Uma história que nasceu do luto e da reflexão
Michael
Maia revela que a ideia do livro surgiu em uma viagem, quando imaginou a
história de duas pessoas tendo experiências individuais antes de
morrer. “Eu sempre tive medo de morrer e confesso que isso até me deu mais curiosidade em criar esta história”, reflete
o autor. Ele também explica que o processo de escrita foi intensificado
pelo luto pessoal que vivenciou com a perda de uma grande amiga em um
acidente de carro. “Durante o processo de luto pela minha amiga eu
fiquei um pouco perdido, abandonei a escrita e fui vivendo a vida no
automático. Acho que é um sentimento mútuo entre várias pessoas que
passam pelo luto”, conta. Essa experiência pessoal foi essencial
para a profundidade emocional do livro, que não apenas explora as
escolhas diante da morte, mas também o impacto do luto nas pessoas que
ficam.
Processo criativo e influências literárias
Para
criar o romance, o autor elaborou fichas detalhadas dos personagens
principais e desenvolveu um roteiro para estruturar a narrativa. Ele se
aprofundou em temas como sociologia e morte, buscando construir uma
narrativa verossímil. O processo de escrita foi realizado entre janeiro e
maio de 2023, após um período de intensa pesquisa. Michael menciona que
“O suicídio” de Émile Durkheim
, e “As Intermitências da Morte”, de José Saramago, foram influências
marcantes. “O Saramago desenvolvia uma escrita incrível com apenas um ‘e
se?’, e isso me inspirou muito”, explica Michael. O livro também
reflete as inquietações do autor sobre a fragilidade da vida e o impacto
das escolhas individuais em uma sociedade maior.
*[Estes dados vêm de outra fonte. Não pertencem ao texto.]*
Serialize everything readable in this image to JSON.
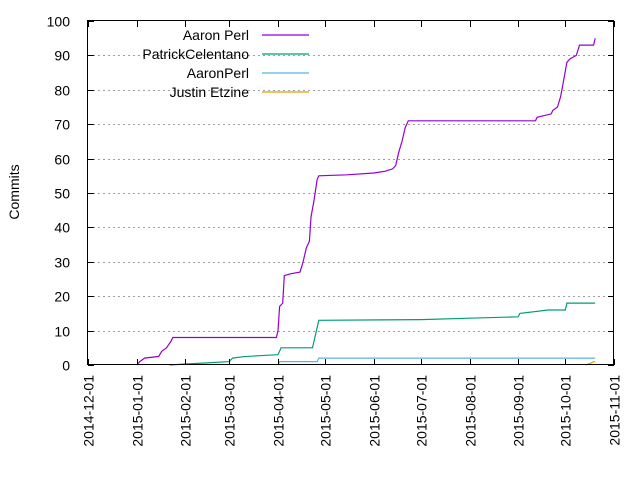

Mais que uma distopia: uma obra sobre vida, morte e humanidade
“Entre a vida e a morte, há vários documentos”
é mais do que um livro sobre distopia ou um cenário alternativo. É uma
obra que questiona as escolhas que fazemos sobre a vida e como lidamos
com o fim dela. Para Michael Maia, a escrita do livro foi também um
processo de cura pessoal. “Durante o processo de escrita, passando pelo
processo de luto, percebi que certos momentos eu virava o Antônio,
personagem do livro. Terminei fazendo do projeto como um processo de
cura”, conclui o autor.
Os próximos passos de
Michael na literatura indicam um caminho de exploração criativa. O autor
planeja trabalhar em um livro de terror-comédia com personagens LGBTs,
buscando brincar com temas da comunidade e trazer um toque nostálgico ao
relembrar vivências e músicas dos anos 2010-2015. Por enquanto, a ideia
está em fase inicial, com pesquisas e experimentações.